In Illinois, sellers are obligated to disclose known defects and problems with a property.
This law is in place to protect buyers from purchasing homes with serious defects unbeknownst to them, as well as the seller from becoming liable for known defects after the home is sold. It is also necessary to assure that the parties had the correct information in front of them when deciding on the purchase/sale price.
However, in the case of buying a home out of probate from an estate sale, the people involved in the sale may never have lived or even stepped foot in the home. As a result, there is no one living who knows of any defects. Additionally, there might also be issues with the heirs, depending on who is managing the estate. It could be a Trustee, a successor Trustee, an Executor, a single heir or group of heirs.
Here we look at each of these roles and how a real estate attorney helps ensure a smooth sale.
What is a Successor Trustee?
A Trustee has title to trust assets but does not own those assets.
A trust is a legal entity managed by a Trustee which is responsible for administering that trust based on the terms of the will. Besides acting as a fiduciary, their role is to ensure the heirs benefit from proper management. If, for some reason, the Trustee is unable to fulfill their duties because they are deceased, incapacitated, or for other reasons, a successor Trustee must be assigned to step in. This can be a person or institution.
Regardless of whether it is a Trustee or successor Trustee, they have a fiduciary duty to adhere to the terms of the trust.
What is a Successor Executor?
An Executor of an estate is the person named in a will to represent the deceased during probate or independent administration when the deceased person’s property is distributed. As with a successor Trustee, if the Executor is unable to fulfill their duties, a successor Executor steps in.
How are Successors Assigned?
Successors are assigned either by the decedent in their wills, by a court, or in some cases by the heirs/beneficiaries of the will.
Risks of Buying a Home Subject to Probate
Although your clients can often find a bargain when purchasing a property out of probate, a good inspector, insurance agent, and the real estate attorney are critical to the due diligence regarding the condition of the property.
Because the current owners might not be aware of issues—and therefore have no obligation to disclose problems—buyers can’t bring a suit for failure to properly disclose against a Trustee or Executory who was unaware of the condition of the property.
It is critical, therefore, that the inspection be as thorough as possible, that the insurance agent pull a C.L.U.E (Comprehensive Loss Underwriting Exchange) report to determine prior claims and that the attorney check things like public notices about building code violations or building permits that had been pulled. More than once, I have seen a finished basement flood because the walls covered cracks in the foundation hidden behind the renovations. If the Trustee or Executor has no knowledge, and the inspector does not uncover a problem, the only solution for the buyer is to make an insurance claim.
A real estate lawyer can research any potential issues with the property so that the buyer can have a sense of the repair costs they may be facing and be sure that those costs are factored into the purchase price of the property.

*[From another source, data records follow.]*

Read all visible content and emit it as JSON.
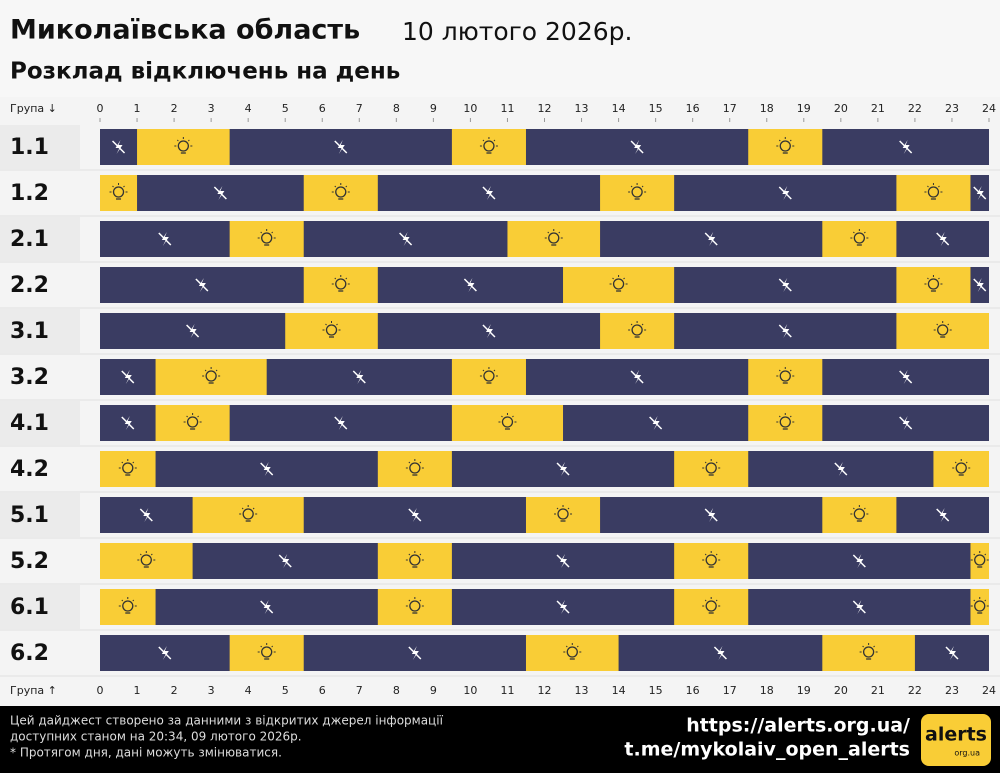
{
  "chart_data": {
    "type": "timeline",
    "title": "Миколаївська область",
    "date": "10 лютого 2026р.",
    "subtitle": "Розклад відключень на день",
    "axis_label_top": "Група ↓",
    "axis_label_bottom": "Група ↑",
    "xlim": [
      0,
      24
    ],
    "xticks": [
      0,
      1,
      2,
      3,
      4,
      5,
      6,
      7,
      8,
      9,
      10,
      11,
      12,
      13,
      14,
      15,
      16,
      17,
      18,
      19,
      20,
      21,
      22,
      23,
      24
    ],
    "on_color": "#f9cd36",
    "off_color": "#3a3c62",
    "groups": [
      {
        "name": "1.1",
        "off": [
          [
            0,
            1
          ],
          [
            3.5,
            9.5
          ],
          [
            11.5,
            17.5
          ],
          [
            19.5,
            24
          ]
        ]
      },
      {
        "name": "1.2",
        "off": [
          [
            1,
            5.5
          ],
          [
            7.5,
            13.5
          ],
          [
            15.5,
            21.5
          ],
          [
            23.5,
            24
          ]
        ]
      },
      {
        "name": "2.1",
        "off": [
          [
            0,
            3.5
          ],
          [
            5.5,
            11
          ],
          [
            13.5,
            19.5
          ],
          [
            21.5,
            24
          ]
        ]
      },
      {
        "name": "2.2",
        "off": [
          [
            0,
            5.5
          ],
          [
            7.5,
            12.5
          ],
          [
            15.5,
            21.5
          ],
          [
            23.5,
            24
          ]
        ]
      },
      {
        "name": "3.1",
        "off": [
          [
            0,
            5
          ],
          [
            7.5,
            13.5
          ],
          [
            15.5,
            21.5
          ]
        ]
      },
      {
        "name": "3.2",
        "off": [
          [
            0,
            1.5
          ],
          [
            4.5,
            9.5
          ],
          [
            11.5,
            17.5
          ],
          [
            19.5,
            24
          ]
        ]
      },
      {
        "name": "4.1",
        "off": [
          [
            0,
            1.5
          ],
          [
            3.5,
            9.5
          ],
          [
            12.5,
            17.5
          ],
          [
            19.5,
            24
          ]
        ]
      },
      {
        "name": "4.2",
        "off": [
          [
            1.5,
            7.5
          ],
          [
            9.5,
            15.5
          ],
          [
            17.5,
            22.5
          ]
        ]
      },
      {
        "name": "5.1",
        "off": [
          [
            0,
            2.5
          ],
          [
            5.5,
            11.5
          ],
          [
            13.5,
            19.5
          ],
          [
            21.5,
            24
          ]
        ]
      },
      {
        "name": "5.2",
        "off": [
          [
            2.5,
            7.5
          ],
          [
            9.5,
            15.5
          ],
          [
            17.5,
            23.5
          ]
        ]
      },
      {
        "name": "6.1",
        "off": [
          [
            1.5,
            7.5
          ],
          [
            9.5,
            15.5
          ],
          [
            17.5,
            23.5
          ]
        ]
      },
      {
        "name": "6.2",
        "off": [
          [
            0,
            3.5
          ],
          [
            5.5,
            11.5
          ],
          [
            14,
            19.5
          ],
          [
            22,
            24
          ]
        ]
      }
    ]
  },
  "footer": {
    "note_line_1": "Цей дайджест створено за данними з відкритих джерел інформації",
    "note_line_2": "доступних станом на 20:34, 09 лютого 2026р.",
    "note_line_3": "* Протягом дня, дані можуть змінюватися.",
    "link_1": "https://alerts.org.ua/",
    "link_2": "t.me/mykolaiv_open_alerts",
    "logo": "alerts",
    "logo_sub": "org.ua"
  }
}
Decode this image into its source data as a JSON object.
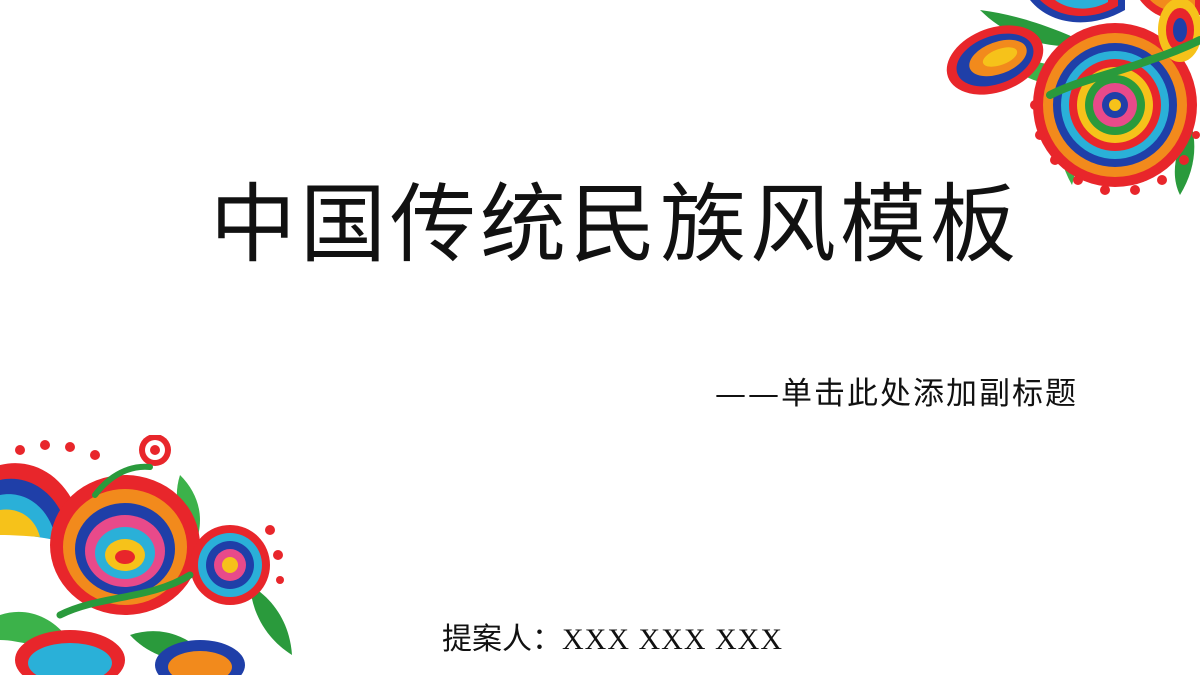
{
  "slide": {
    "title": "中国传统民族风模板",
    "subtitle": "——单击此处添加副标题",
    "proposer_label": "提案人：",
    "proposer_names": "XXX XXX XXX"
  },
  "decorations": {
    "top_right": "folk-floral-ornament",
    "bottom_left": "folk-floral-ornament",
    "palette": [
      "#e8262b",
      "#2a9a3c",
      "#1f3fa8",
      "#2ab0d8",
      "#f28a1c",
      "#f6c21a",
      "#e84a8a"
    ]
  }
}
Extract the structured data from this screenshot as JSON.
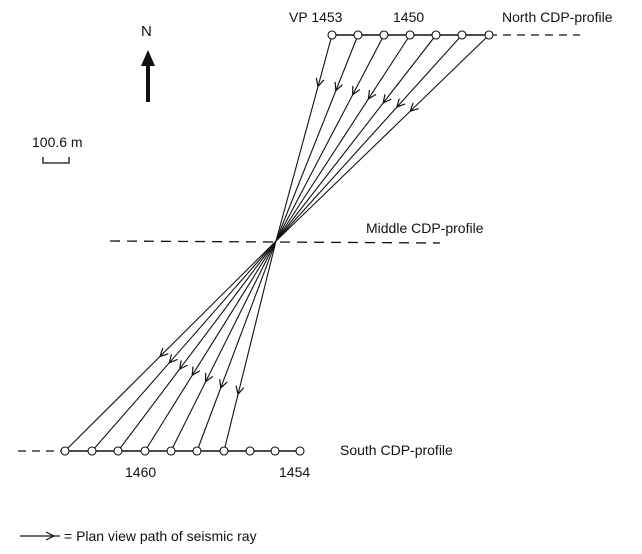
{
  "north_arrow": {
    "label": "N"
  },
  "scale_bar": {
    "label": "100.6 m"
  },
  "profiles": {
    "north": {
      "label": "North CDP-profile",
      "vp_prefix": "VP 1453",
      "vp_end": "1450"
    },
    "middle": {
      "label": "Middle CDP-profile"
    },
    "south": {
      "label": "South CDP-profile",
      "vp_start": "1460",
      "vp_end": "1454"
    }
  },
  "legend": {
    "text": "= Plan view path of seismic ray"
  },
  "colors": {
    "ink": "#111111",
    "background": "#ffffff"
  }
}
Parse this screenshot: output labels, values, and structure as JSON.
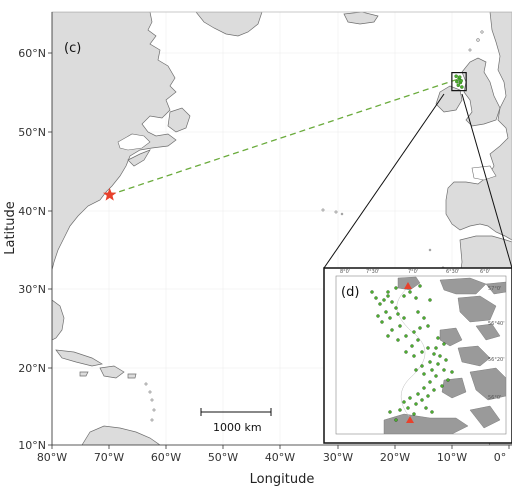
{
  "map": {
    "panel_label": "(c)",
    "xlabel": "Longitude",
    "ylabel": "Latitude",
    "lon_ticks": [
      "80°W",
      "70°W",
      "60°W",
      "50°W",
      "40°W",
      "30°W",
      "20°W",
      "10°W",
      "0°"
    ],
    "lat_ticks": [
      "10°N",
      "20°N",
      "30°N",
      "40°N",
      "50°N",
      "60°N"
    ],
    "lon_range": [
      -80,
      0
    ],
    "lat_range": [
      10,
      63
    ],
    "scale_bar_label": "1000 km",
    "origin_marker": {
      "name": "origin-star",
      "lon": -69.9,
      "lat": 41.9,
      "color": "#e8412c"
    },
    "destination_box": {
      "lon_min": -10.0,
      "lon_max": -7.5,
      "lat_min": 55.2,
      "lat_max": 57.5
    },
    "track": {
      "from": [
        -69.9,
        41.9
      ],
      "to": [
        -8.8,
        56.7
      ],
      "color": "#6aab3c",
      "style": "dashed"
    },
    "colors": {
      "land": "#dcdcdc",
      "sea": "#ffffff",
      "coast": "#6e6e6e",
      "track": "#6aab3c",
      "marker": "#e8412c",
      "points": "#4caf2f"
    }
  },
  "inset": {
    "panel_label": "(d)",
    "lon_ticks": [
      "8°0'",
      "7°30'",
      "7°0'",
      "6°30'",
      "6°0'"
    ],
    "lat_ticks": [
      "57°0'",
      "56°40'",
      "56°20'",
      "56°0'"
    ],
    "colors": {
      "land": "#9a9a9a",
      "point": "#4caf2f",
      "marker": "#e8412c"
    }
  }
}
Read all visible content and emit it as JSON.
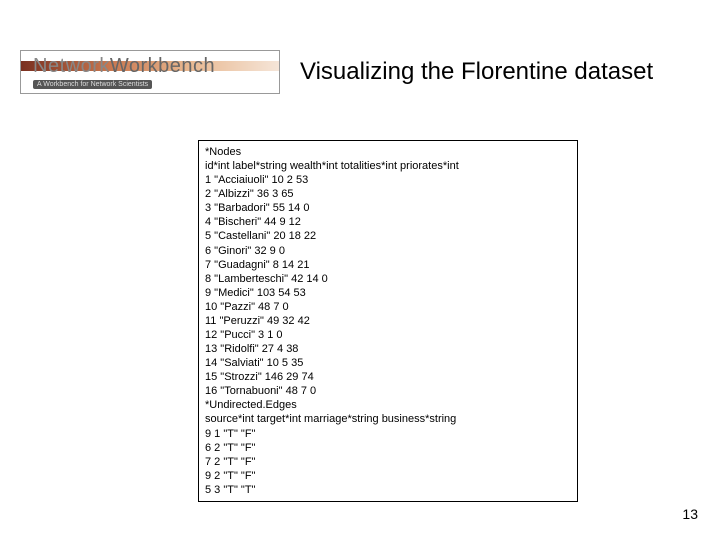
{
  "header": {
    "logo_main": "Network",
    "logo_secondary": "Workbench",
    "logo_tagline": "A Workbench for Network Scientists",
    "title": "Visualizing the Florentine dataset"
  },
  "databox": {
    "lines": [
      "*Nodes",
      "id*int label*string wealth*int totalities*int priorates*int",
      "1 \"Acciaiuoli\" 10 2 53",
      "2 \"Albizzi\" 36 3 65",
      "3 \"Barbadori\" 55 14 0",
      "4 \"Bischeri\" 44 9 12",
      "5 \"Castellani\" 20 18 22",
      "6 \"Ginori\" 32 9 0",
      "7 \"Guadagni\" 8 14 21",
      "8 \"Lamberteschi\" 42 14 0",
      "9 \"Medici\" 103 54 53",
      "10 \"Pazzi\" 48 7 0",
      "11 \"Peruzzi\" 49 32 42",
      "12 \"Pucci\" 3 1 0",
      "13 \"Ridolfi\" 27 4 38",
      "14 \"Salviati\" 10 5 35",
      "15 \"Strozzi\" 146 29 74",
      "16 \"Tornabuoni\" 48 7 0",
      "*Undirected.Edges",
      "source*int target*int marriage*string business*string",
      "9 1 \"T\" \"F\"",
      "6 2 \"T\" \"F\"",
      "7 2 \"T\" \"F\"",
      "9 2 \"T\" \"F\"",
      "5 3 \"T\" \"T\""
    ]
  },
  "page_number": "13"
}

Property Heirship and Buying a Decedent Property
One final concern is the heirship of the person who passed away.
There are a number of possible means of dealing with property of a decedent:
- Probating a Will
- Deeding out from a Trust
- Providing an Affidavit of Heirship
- Use of a Transfer on Death Instrument
- Transfer by a joint tenant. Because the seller’s attorney usually has to clear the title issues related to how a decedent’s property is to transfer, it is incumbent on the attorney to know how the property will be transferred.
But it is also important that the Buyer’s attorney know how title is being transferred. The fact that the owner of the property is deceased and the fact that the party or entity selling the property did not reside in the property does not necessarily mean that they have no knowledge of the condition of the property. Consider whether the seller is a child who would have visited Mom during her decline. If a C.L.U.E report indicates substantial payment for water damage, is it likely that the family member who is now the seller of the property knew that there were tens of thousands of dollars in repairs that were completed?
The problem with Failure to Disclose litigation is that the buyer has to prove that the seller had knowledge. In addition, most estate sales are “as is”, which means the buyer either accepts the condition of the property or terminates the contract (unless the brokers can negotiate a better price). This is where leveraging a real estate attorney is critical because a good Attorney Review letter can dig deeper than the Disclosure Report may by asking questions about knowledge of past problems and is critical to assuring that the buyer is made aware of past damage so as to properly evaluate their purchase.
Sorting out the details of estate property purchases falls in the purview of experienced real estate attorneys. Your clients should leave nothing to chance.